3.3.2. Update the `properties` section/plugin info

The properties section contains additional information you will have to update. In particular:

<plugin.id>example-plugin</plugin.id>
<plugin.class>ca.corefacility.bioinformatics.irida.plugins.ExamplePlugin</plugin.class>
<plugin.version>0.1.0</plugin.version>
<plugin.provider>Aaron Petkau</plugin.provider>
<plugin.dependencies></plugin.dependencies>
<plugin.requires.runtime>1.1.0</plugin.requires.runtime>

<irida.version.compiletime>21.01</irida.version.compiletime>

The <plugin.*> entries contain information about your particular plugin as defined by PF4J.

plugin.id: An identifier for your plugin.
plugin.class: The fully-qualified name of the class implementing this plugin (in this case, the ExamplePlugin.java class).
plugin.version: A version number for your plugin.
plugin.provider: The provider of this plugin.
plugin.dependencies: Other IRIDA plugins this plugin depends on.
plugin.requires.runtime: The exact version of the IRIDA plugin API this plugin requires at runtime (stored in the IridaPlugin.java interface). You normally don’t need to update this unless the version is also updated in IRIDA.

The <irida.version.compiletime> contains the exact IRIDA version this plugin will need to be compiled against (compile-time version).

3.4. Build

Once you’ve made all the updates, you can try building and testing your plugin. To build your plugin, you can run:

mvn clean package

You should find your packaged plugin JAR file in target/ (e.g., target/example-plugin-0.1.0-SNAPSHOT.jar).

4. Test in IRIDA

Once you’ve built your Galaxy workflow and made all the above modifications, you can attempt to load up the pipeline in IRIDA. To do this, please first copy the target/*.jar file to /etc/irida/plugins on a machine with IRIDA installed and restart IRIDA. Your plugin should show up in the Analyses > Pipelines page in IRIDA.

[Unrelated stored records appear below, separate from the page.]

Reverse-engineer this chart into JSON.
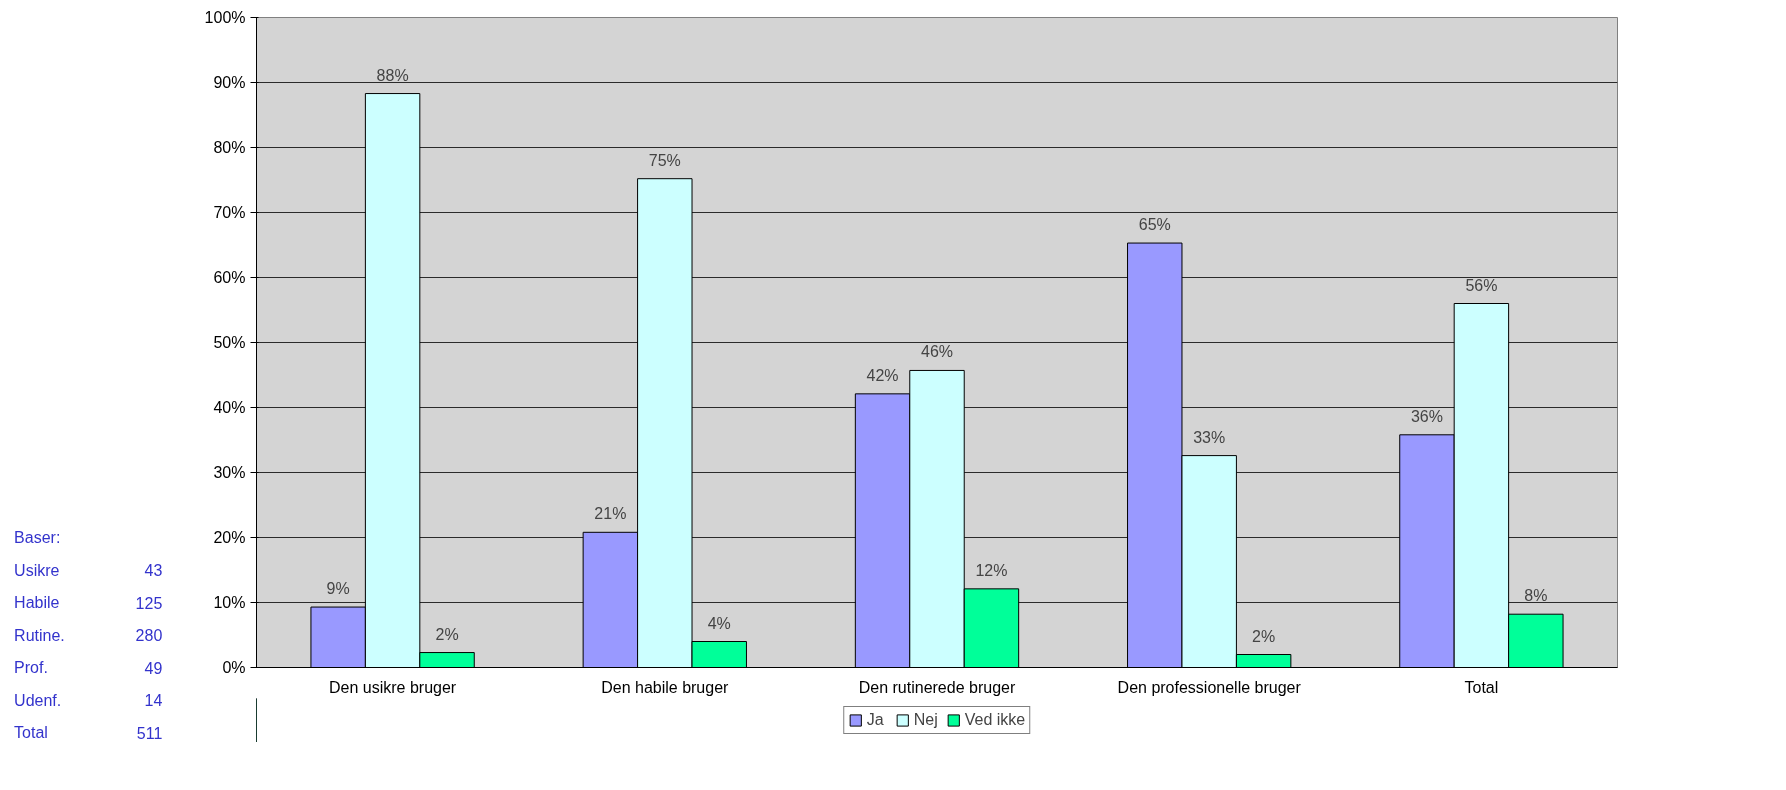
{
  "chart_data": {
    "type": "bar",
    "categories": [
      "Den usikre bruger",
      "Den habile bruger",
      "Den rutinerede bruger",
      "Den professionelle bruger",
      "Total"
    ],
    "series": [
      {
        "name": "Ja",
        "color": "#9999ff",
        "values": [
          9.3,
          20.8,
          42.1,
          65.3,
          35.8
        ],
        "value_labels": [
          "9%",
          "21%",
          "42%",
          "65%",
          "36%"
        ]
      },
      {
        "name": "Nej",
        "color": "#ccffff",
        "values": [
          88.3,
          75.2,
          45.7,
          32.6,
          56
        ],
        "value_labels": [
          "88%",
          "75%",
          "46%",
          "33%",
          "56%"
        ]
      },
      {
        "name": "Ved ikke",
        "color": "#00ff99",
        "values": [
          2.3,
          4,
          12.1,
          2,
          8.2
        ],
        "value_labels": [
          "2%",
          "4%",
          "12%",
          "2%",
          "8%"
        ]
      }
    ],
    "ylim": [
      0,
      100
    ],
    "yticks": [
      {
        "value": 0,
        "label": "0%"
      },
      {
        "value": 10,
        "label": "10%"
      },
      {
        "value": 20,
        "label": "20%"
      },
      {
        "value": 30,
        "label": "30%"
      },
      {
        "value": 40,
        "label": "40%"
      },
      {
        "value": 50,
        "label": "50%"
      },
      {
        "value": 60,
        "label": "60%"
      },
      {
        "value": 70,
        "label": "70%"
      },
      {
        "value": 80,
        "label": "80%"
      },
      {
        "value": 90,
        "label": "90%"
      },
      {
        "value": 100,
        "label": "100%"
      }
    ],
    "grid": "y",
    "legend": "bottom",
    "annotations": [
      "Baser:",
      "Usikre 43",
      "Habile 125",
      "Rutine. 280",
      "Prof. 49",
      "Udenf. 14",
      "Total 511"
    ]
  }
}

You should also be able to see messages like below in the IRIDA log file when starting up:

INFO org.pf4j.AbstractPluginManager:801 - Plugin 'example-plugin@0.1.0' resolved
INFO org.pf4j.AbstractPluginManager:320 - Start plugin 'example-plugin@0.1.0'
DEBUG ca.corefacility.bioinformatics.irida.config.services.IridaPluginConfig:45 - Loaded 1 valid pipeline plugins.